The mood was celebratory: "We think the best way to predict the future is to create it," said emcee Mickey McCabe, vice president for research at the University of Dayton. "That's what we're doing today."
It is the first major construction project on a 50-acre parcel of largely vacant land the University purchased from NCR in 2005 and remediated for redevelopment.
"The University of Dayton took a big bet in purchasing this abandoned NCR property several years ago, having the vision of future technology business growth, and proactively working for five years to make this land shovel ready," said Lorraine Bolsinger, president and CEO of GE Aviation Systems. "Their vision is becoming reality today."
Called an Electrical Power Integrated Systems Research and Development Center (EPISCENTER), the facility will be built on eight acres on River Park Drive. It will serve as the southern anchor to the Ohio Aerospace Hub of Innovation and Opportunity. The four-story facility will include a 40,000-square-foot office building connected to an 80,000-square-foot world-class electrical research center. It is expected to be operational by the end of 2012.
"This location and future facility will aid each of us in attracting high-caliber engineering talent. What college student wouldn't want to work here? Our researchers will be within walking distance of the University of Dayton Research Institute staff, seven miles from Wright Patterson Air Force Base and a 30-minute drive from several GE Aviation businesses in the Dayton and Cincinnati region," Bolsinger said.

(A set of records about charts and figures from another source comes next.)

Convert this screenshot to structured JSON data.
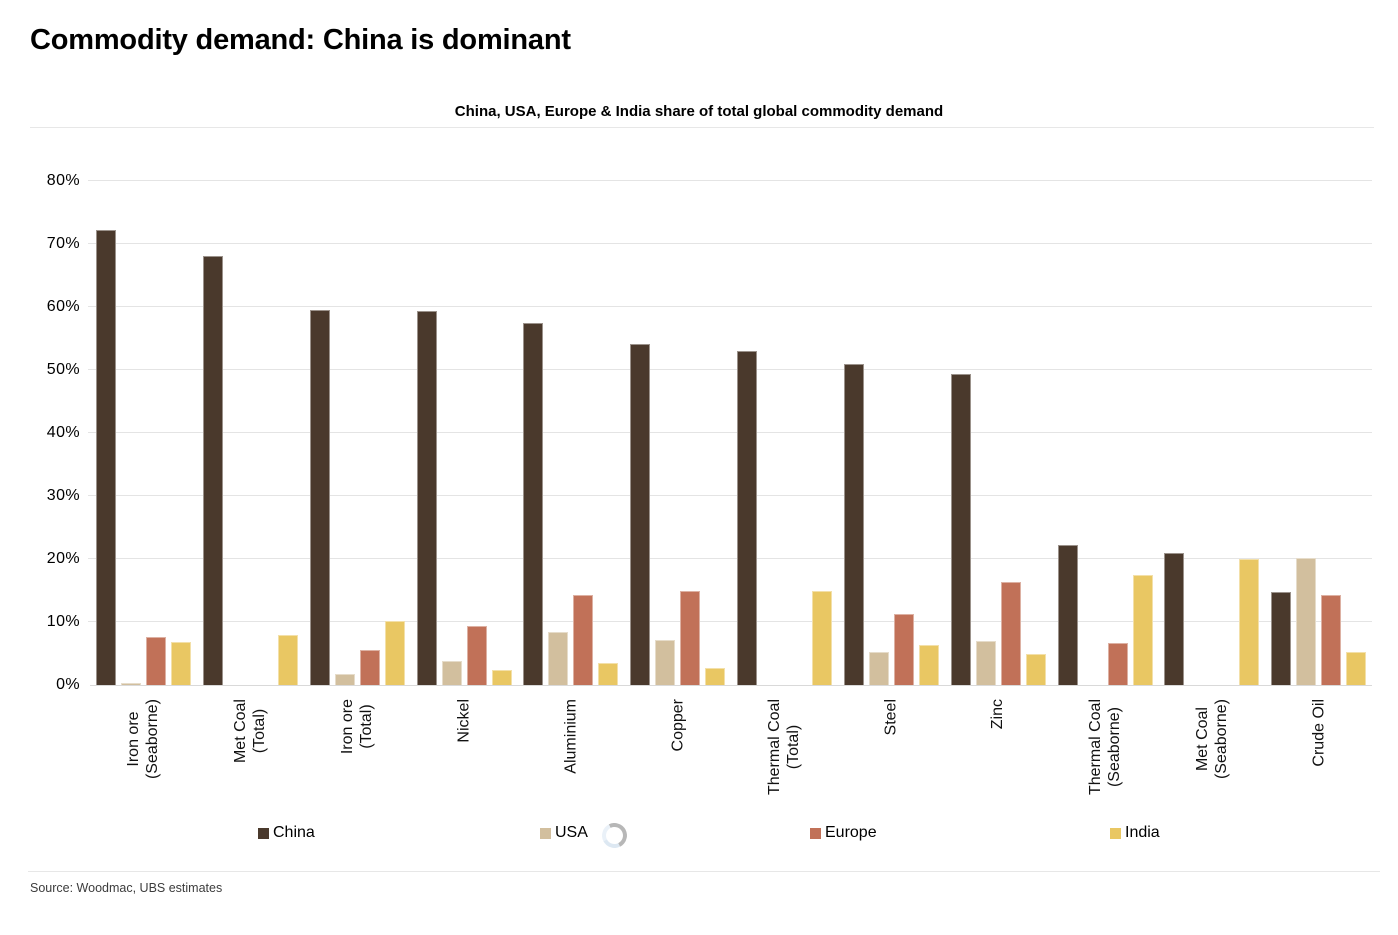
{
  "header": {
    "title": "Commodity demand: China is dominant"
  },
  "chart_data": {
    "type": "bar",
    "title": "China, USA, Europe & India share of total global commodity demand",
    "categories": [
      "Iron ore\n(Seaborne)",
      "Met Coal\n(Total)",
      "Iron ore\n(Total)",
      "Nickel",
      "Aluminium",
      "Copper",
      "Thermal Coal\n(Total)",
      "Steel",
      "Zinc",
      "Thermal Coal\n(Seaborne)",
      "Met Coal\n(Seaborne)",
      "Crude Oil"
    ],
    "series": [
      {
        "name": "China",
        "color": "#4A392C",
        "values": [
          72.3,
          68.1,
          59.5,
          59.3,
          57.5,
          54.1,
          53.0,
          51.0,
          49.4,
          22.3,
          21.0,
          14.8
        ]
      },
      {
        "name": "USA",
        "color": "#D2BF9E",
        "values": [
          0.3,
          0,
          1.8,
          3.8,
          8.4,
          7.1,
          0,
          5.3,
          7.0,
          0,
          0,
          20.2
        ]
      },
      {
        "name": "Europe",
        "color": "#C17158",
        "values": [
          7.7,
          0,
          5.5,
          9.3,
          14.3,
          14.9,
          0,
          11.2,
          16.4,
          6.7,
          0,
          14.3
        ]
      },
      {
        "name": "India",
        "color": "#E9C763",
        "values": [
          6.9,
          8.0,
          10.2,
          2.4,
          3.5,
          2.7,
          15.0,
          6.3,
          4.9,
          17.5,
          20.0,
          5.3
        ]
      }
    ],
    "ylim": [
      0,
      80
    ],
    "yticks": [
      0,
      10,
      20,
      30,
      40,
      50,
      60,
      70,
      80
    ],
    "ytick_suffix": "%",
    "grid": true,
    "legend_position": "bottom",
    "legend_labels": [
      "China",
      "USA",
      "Europe",
      "India"
    ]
  },
  "icons": {
    "legend_status": "loading-spinner"
  },
  "footer": {
    "source": "Source: Woodmac, UBS estimates"
  }
}
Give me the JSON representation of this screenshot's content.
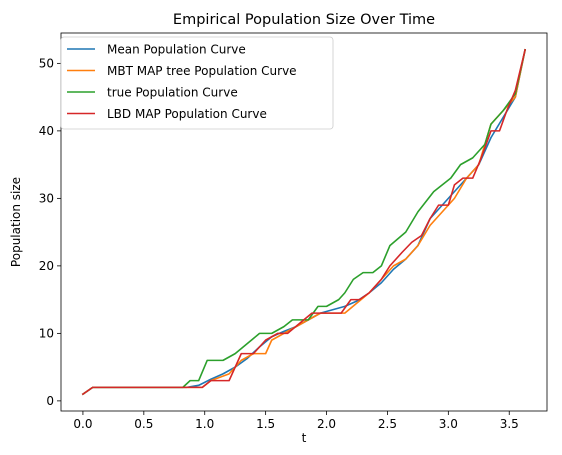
{
  "chart_data": {
    "type": "line",
    "title": "Empirical Population Size Over Time",
    "xlabel": "t",
    "ylabel": "Population size",
    "xlim": [
      -0.18,
      3.81
    ],
    "ylim": [
      -1.5,
      54.5
    ],
    "xticks": [
      0.0,
      0.5,
      1.0,
      1.5,
      2.0,
      2.5,
      3.0,
      3.5
    ],
    "xtick_labels": [
      "0.0",
      "0.5",
      "1.0",
      "1.5",
      "2.0",
      "2.5",
      "3.0",
      "3.5"
    ],
    "yticks": [
      0,
      10,
      20,
      30,
      40,
      50
    ],
    "ytick_labels": [
      "0",
      "10",
      "20",
      "30",
      "40",
      "50"
    ],
    "grid": false,
    "legend_position": "top-left",
    "series": [
      {
        "name": "Mean Population Curve",
        "color": "#1f77b4",
        "points": [
          [
            0.0,
            1
          ],
          [
            0.08,
            2
          ],
          [
            0.5,
            2
          ],
          [
            0.85,
            2
          ],
          [
            0.95,
            2.3
          ],
          [
            1.05,
            3.2
          ],
          [
            1.15,
            4
          ],
          [
            1.25,
            5
          ],
          [
            1.35,
            6.3
          ],
          [
            1.45,
            8
          ],
          [
            1.55,
            9.5
          ],
          [
            1.65,
            10.3
          ],
          [
            1.75,
            11
          ],
          [
            1.85,
            12
          ],
          [
            1.95,
            13
          ],
          [
            2.05,
            13.5
          ],
          [
            2.15,
            14
          ],
          [
            2.25,
            14.8
          ],
          [
            2.35,
            16
          ],
          [
            2.45,
            17.5
          ],
          [
            2.55,
            19.5
          ],
          [
            2.65,
            21
          ],
          [
            2.75,
            23
          ],
          [
            2.85,
            27
          ],
          [
            2.95,
            29
          ],
          [
            3.05,
            31
          ],
          [
            3.15,
            33
          ],
          [
            3.25,
            35
          ],
          [
            3.35,
            39
          ],
          [
            3.45,
            42
          ],
          [
            3.55,
            45
          ],
          [
            3.63,
            52
          ]
        ]
      },
      {
        "name": "MBT MAP tree Population Curve",
        "color": "#ff7f0e",
        "points": [
          [
            0.0,
            1
          ],
          [
            0.08,
            2
          ],
          [
            0.5,
            2
          ],
          [
            0.98,
            2
          ],
          [
            1.05,
            3
          ],
          [
            1.2,
            4
          ],
          [
            1.3,
            6
          ],
          [
            1.4,
            7
          ],
          [
            1.5,
            7
          ],
          [
            1.55,
            9
          ],
          [
            1.65,
            10
          ],
          [
            1.75,
            11
          ],
          [
            1.85,
            12
          ],
          [
            1.95,
            13
          ],
          [
            2.05,
            13
          ],
          [
            2.15,
            13
          ],
          [
            2.25,
            14.5
          ],
          [
            2.35,
            16
          ],
          [
            2.45,
            18
          ],
          [
            2.55,
            20
          ],
          [
            2.65,
            21
          ],
          [
            2.75,
            23
          ],
          [
            2.85,
            26
          ],
          [
            2.95,
            28
          ],
          [
            3.05,
            30
          ],
          [
            3.15,
            33
          ],
          [
            3.25,
            35
          ],
          [
            3.35,
            41
          ],
          [
            3.45,
            43
          ],
          [
            3.55,
            45
          ],
          [
            3.63,
            52
          ]
        ]
      },
      {
        "name": "true Population Curve",
        "color": "#2ca02c",
        "points": [
          [
            0.0,
            1
          ],
          [
            0.08,
            2
          ],
          [
            0.5,
            2
          ],
          [
            0.82,
            2
          ],
          [
            0.88,
            3
          ],
          [
            0.95,
            3
          ],
          [
            1.02,
            6
          ],
          [
            1.15,
            6
          ],
          [
            1.25,
            7
          ],
          [
            1.35,
            8.5
          ],
          [
            1.45,
            10
          ],
          [
            1.55,
            10
          ],
          [
            1.65,
            11
          ],
          [
            1.72,
            12
          ],
          [
            1.85,
            12
          ],
          [
            1.93,
            14
          ],
          [
            2.0,
            14
          ],
          [
            2.1,
            15
          ],
          [
            2.15,
            16
          ],
          [
            2.22,
            18
          ],
          [
            2.3,
            19
          ],
          [
            2.38,
            19
          ],
          [
            2.45,
            20
          ],
          [
            2.52,
            23
          ],
          [
            2.65,
            25
          ],
          [
            2.75,
            28
          ],
          [
            2.88,
            31
          ],
          [
            3.02,
            33
          ],
          [
            3.1,
            35
          ],
          [
            3.2,
            36
          ],
          [
            3.3,
            38
          ],
          [
            3.35,
            41
          ],
          [
            3.45,
            43
          ],
          [
            3.55,
            45.5
          ],
          [
            3.63,
            52
          ]
        ]
      },
      {
        "name": "LBD MAP Population Curve",
        "color": "#d62728",
        "points": [
          [
            0.0,
            1
          ],
          [
            0.08,
            2
          ],
          [
            0.5,
            2
          ],
          [
            0.9,
            2
          ],
          [
            0.98,
            2
          ],
          [
            1.05,
            3
          ],
          [
            1.2,
            3
          ],
          [
            1.3,
            7
          ],
          [
            1.4,
            7
          ],
          [
            1.5,
            9
          ],
          [
            1.6,
            10
          ],
          [
            1.68,
            10
          ],
          [
            1.78,
            11.5
          ],
          [
            1.88,
            13
          ],
          [
            2.0,
            13
          ],
          [
            2.12,
            13
          ],
          [
            2.2,
            15
          ],
          [
            2.27,
            15
          ],
          [
            2.35,
            16
          ],
          [
            2.45,
            18
          ],
          [
            2.52,
            20
          ],
          [
            2.62,
            22
          ],
          [
            2.7,
            23.5
          ],
          [
            2.78,
            24.5
          ],
          [
            2.85,
            27
          ],
          [
            2.92,
            29
          ],
          [
            3.0,
            29
          ],
          [
            3.05,
            32
          ],
          [
            3.12,
            33
          ],
          [
            3.2,
            33
          ],
          [
            3.27,
            36
          ],
          [
            3.35,
            40
          ],
          [
            3.42,
            40
          ],
          [
            3.48,
            43
          ],
          [
            3.55,
            46
          ],
          [
            3.63,
            52
          ]
        ]
      }
    ]
  }
}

Daniel J. Curran, president of the University of Dayton, called the project a symbol of Dayton's rebirth and a "wonderful collaboration" between a private research university and a giant corporation.
"Ultimately, the University of Dayton, in partnership with GE Aviation, may develop new academic programs in high-tech fields, such as advanced electrical power systems. The future possibilities are limited only by our imagination," he said.
"This is an extraordinary partnership."